3) I contrasti del bianco e nero. Qui i contrasti anche netti sono importanti, non solo perché consentono di evidenziare aspetti facendoli risaltare visivamente, ma perché in molte di queste “situazioni” il contrasto è intrinseco ai fatti. Un esempio.  C'è la bellissima foto dell'attesa.

Scrive Enzo Cei, raccontando il retroscena della foto:
Luigi non voleva accettare un rene dalla moglie, ma Irene è stata tenace, almeno quanto il suo corpo, in quella fila di esami tesi ad accertare l’idoneità a donare. Con Irene e Luigi ho condiviso un po’ della loro attesa. S’era nel periodo natalizio e loro, in compagnia della figlia Donatella e del cane, aspettavano la chiamata per fare il trapianto. Ogni squillo di telefono un sobbalzo. Ma le ore non passano mai e le telefonate sono tante. Seduto alla tavola, con la testa appoggiata, Luigi guarda fuori, verso la finestra; in un attimo lo vedo riflesso nel vetro della tv spenta, e sento che quello scatto, con la sua fetta di albero di natale, potrebbe essere quello buono, quello che stampato coi toni giusti e il contrasto vivace, possa restituire quanto ho respirato tra quei muri”.

In questa foto due aspetti (mi) colpiscono:
* la distanza sia fisica (campo lungo su Luigi piccolo nella foto), che psicologica (Luigi è il riflesso della TV) ed è però la distanza, forse invalicabile, tra chi sta vivendo un'attesa terribile e chi sta assistendo a questa attesa, anche se partecipe;
* la simbologia che la figura di Luigi assume in un triplice contrasto, che la fotografia contiene: l'atmosfera che si vorrebbe familiare e calda dell'albero natalizio; lo sfondo buio della stanza, che è predominante; ed il pertugio bianco della finestra, che è lo sguardo di Luigi su un orizzonte che esiste, ma non si vede. Ecco che la silhouette piccola e anonima di Luigi, scolpita nella cornice della finestra, assume una dimensione “simbolica” quasi “assoluta” di un'attesa in cui sono in gioco i due elementi decisivi per chiunque: la vita e la morte.

In questa foto c'è, quindi, il terzo livello: la poesia. Queste foto “toccano”, come direbbe Roland Barthes, non solo quelle più immediatamente  emotive, ma pure le immagini apparentemente documentative.
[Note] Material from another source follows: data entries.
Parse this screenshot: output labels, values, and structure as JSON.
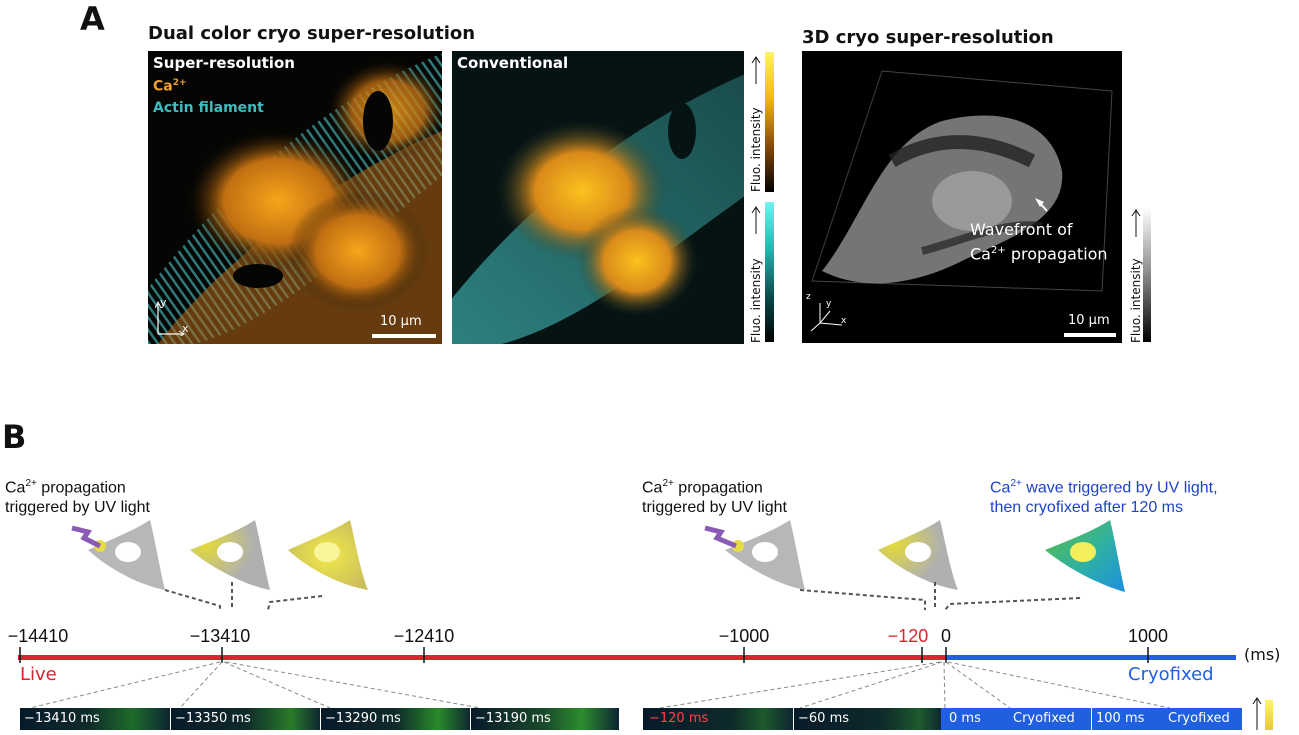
{
  "panel_a": {
    "letter": "A",
    "dual_title": "Dual color cryo super-resolution",
    "sr_label": "Super-resolution",
    "ca_label": "Ca",
    "ca_sup": "2+",
    "actin_label": "Actin filament",
    "conventional_label": "Conventional",
    "scale_bar_1": "10 µm",
    "axis_y": "y",
    "axis_x": "x",
    "fluo_label": "Fluo. intensity",
    "threed_title": "3D cryo super-resolution",
    "wavefront_line1": "Wavefront of",
    "wavefront_ca": "Ca",
    "wavefront_sup": "2+",
    "wavefront_rest": " propagation",
    "scale_bar_2": "10 µm",
    "axis3d_z": "z",
    "axis3d_y": "y",
    "axis3d_x": "x"
  },
  "panel_b": {
    "letter": "B",
    "annot_left_ca": "Ca",
    "annot_left_sup": "2+",
    "annot_left_rest": " propagation",
    "annot_left_line2": "triggered by UV light",
    "annot_mid_ca": "Ca",
    "annot_mid_sup": "2+",
    "annot_mid_rest": " propagation",
    "annot_mid_line2": "triggered by UV light",
    "annot_right_ca": "Ca",
    "annot_right_sup": "2+",
    "annot_right_rest": " wave triggered by UV light,",
    "annot_right_line2": "then cryofixed after 120 ms",
    "ticks": [
      {
        "label": "−14410",
        "color": "#111111"
      },
      {
        "label": "−13410",
        "color": "#111111"
      },
      {
        "label": "−12410",
        "color": "#111111"
      },
      {
        "label": "−1000",
        "color": "#111111"
      },
      {
        "label": "−120",
        "color": "#d8262f"
      },
      {
        "label": "0",
        "color": "#111111"
      },
      {
        "label": "1000",
        "color": "#111111"
      }
    ],
    "unit": "(ms)",
    "live_label": "Live",
    "cryo_label": "Cryofixed",
    "live_color": "#d8262f",
    "cryo_color": "#1f5fe0",
    "frames_left": [
      "−13410 ms",
      "−13350 ms",
      "−13290 ms",
      "−13190 ms"
    ],
    "frame_neg120": "−120 ms",
    "frame_neg60": "−60 ms",
    "frame_0": "0 ms",
    "frame_0_tag": "Cryofixed",
    "frame_100": "100 ms",
    "frame_100_tag": "Cryofixed"
  }
}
Prendiamo la foto che fa da copertina alla  mostra  e al libro (in corso di pubblicazione). Come documentazione è una fotografia eccezionale. E' (forse) la prima fotografia nel Pianeta, che rappresenta un cuore ancora pulsante.
C'è, però, un di più: le mani che offrono. Il dono. Il biancore dei guanti e nello sfondo assolutamente buio si scolpisce un miracolo: un cuore.

Infine, come ultimo aspetto, la parola come poesia nel suo intreccio con la foto.
Enzo Cei, oltre alla didascalia, ha aggiunto ad ogni foto una frase lapidaria, che colga in modo mediato-immediato l'attimo. Queste frasi hanno l'ambizione del verso e raggiungono talvolta la poesia. Ne ho trascritte qualcuna di queste frasi-versi, anche se andrebbero lette insieme alle foto, a cui si riferiscono:
“Col fiato sospeso in punta di vento”, “Archi di ciglia puntate al bersaglio”, “E loro e l'albero e il mondo”.